Facebook says it 'failed' in its communication.

Palestinian security researcher Khalil Shreateh is set to receive more than $10,000 in donations after Facebook refused to pay him for significant security flaw he disclosed in a way that breached its terms of service.

The security researcher yesterday attempted initially to somewhat quietly inform Facebook of the flaw which allowed him to post updates to any users' profile Wall. 

The disclosure worsened after a Facebook security engineer told Shreateh his vulnerability -- which lacked detail -- "was not a bug". 

In a bid to prove the vulnerability the unemployed software engineer from the West Bank then posted a status update to the profile Walls of founder Mark Zuckerberg and an associate. 

Zuckerberg Wall post demonstration

Facebook temporarily suspended his account before fixing the bug.

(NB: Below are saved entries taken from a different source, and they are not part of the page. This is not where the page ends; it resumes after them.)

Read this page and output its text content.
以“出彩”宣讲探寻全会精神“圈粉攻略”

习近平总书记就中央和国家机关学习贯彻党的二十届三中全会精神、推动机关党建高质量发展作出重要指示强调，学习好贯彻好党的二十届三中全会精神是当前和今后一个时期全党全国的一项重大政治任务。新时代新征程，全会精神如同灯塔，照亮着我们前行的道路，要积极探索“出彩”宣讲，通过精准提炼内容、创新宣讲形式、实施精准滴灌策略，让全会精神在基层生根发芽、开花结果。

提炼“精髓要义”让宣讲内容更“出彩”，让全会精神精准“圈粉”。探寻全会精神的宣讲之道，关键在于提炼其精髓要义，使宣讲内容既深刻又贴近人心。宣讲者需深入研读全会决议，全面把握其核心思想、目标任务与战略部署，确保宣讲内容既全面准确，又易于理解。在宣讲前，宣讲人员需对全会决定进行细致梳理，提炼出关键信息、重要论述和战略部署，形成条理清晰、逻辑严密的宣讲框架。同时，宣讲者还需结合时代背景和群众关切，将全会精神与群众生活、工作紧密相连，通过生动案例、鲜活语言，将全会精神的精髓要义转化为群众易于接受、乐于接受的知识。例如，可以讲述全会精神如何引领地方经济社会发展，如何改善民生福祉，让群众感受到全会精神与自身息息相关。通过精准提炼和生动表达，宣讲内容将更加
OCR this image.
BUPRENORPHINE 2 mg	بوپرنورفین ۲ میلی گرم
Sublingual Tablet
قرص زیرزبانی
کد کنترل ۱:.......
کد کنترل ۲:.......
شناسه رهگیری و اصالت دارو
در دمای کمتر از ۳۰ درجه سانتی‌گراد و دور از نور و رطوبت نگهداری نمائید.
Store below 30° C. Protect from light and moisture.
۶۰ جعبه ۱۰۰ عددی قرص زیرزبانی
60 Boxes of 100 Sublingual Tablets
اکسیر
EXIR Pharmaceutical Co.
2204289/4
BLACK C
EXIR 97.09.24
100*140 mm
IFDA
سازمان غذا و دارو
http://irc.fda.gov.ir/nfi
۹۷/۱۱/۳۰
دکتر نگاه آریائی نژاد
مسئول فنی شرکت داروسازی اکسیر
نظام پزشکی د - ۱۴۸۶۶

The hack made international headlines with Shreateh splashed across news programs including Al Jazeera and CNN

Facebook stood firm in its refusal to pay him under its bug bounty reward scheme because he did not conform to its requirements that researchers disclose specific details of vulnerabilities without exploiting users.

In response, BeyondTrust chief technology officer Marc Maiffret posted an online fundraiser which has now surpassed its goal to raise $US10,000 to help Shreateh with his "future security research".

Dozens of comments under the fundraiser page praised Shreateh who in turn said he was shocked and grateful for the money.

He also warned that fraudsters had opened fake accounts to solicit funds under his name and posted a link to his legitimate Facebook page.

Facebook did not immediately respond to requests by SC for comment yesterday, but in a blog post overnight chief security officer Joe Sullivan said he understood Shreateh's frustration adding the company "failed" in its communication.

"He tried to report the bug responsibly, and we failed in our communication with him," Sullivan said

"We get hundreds of submissions a day, and only a tiny percent of those turn out to be legitimate bugs. As a result we were too hasty and dismissive in this case.

"We should have explained to this researcher that his initial messages to us did not give us enough detail to allow us to replicate the problem. The breakdown here was not about a language barrier or a lack of interest — it was purely because the absence of detail made it look like yet another misrouted user report."

Facebook would update its normally lauded bug bounty program to make the requirements of vulnerability reports clearer within email correspondence, and would update the bug bounty page with more information on ways to submit a bug report.

But it would not change its requirement that researchers would be exempt from payment if they exploited users. 

"It is never acceptable to compromise the security or privacy of other people. In this case, the researcher could have sent a more detailed report, and he could have used one of our test accounts to confirm the bug," Sullivan said.

"We hope this case does not discourage this researcher or any other researcher from submitting future reports to us."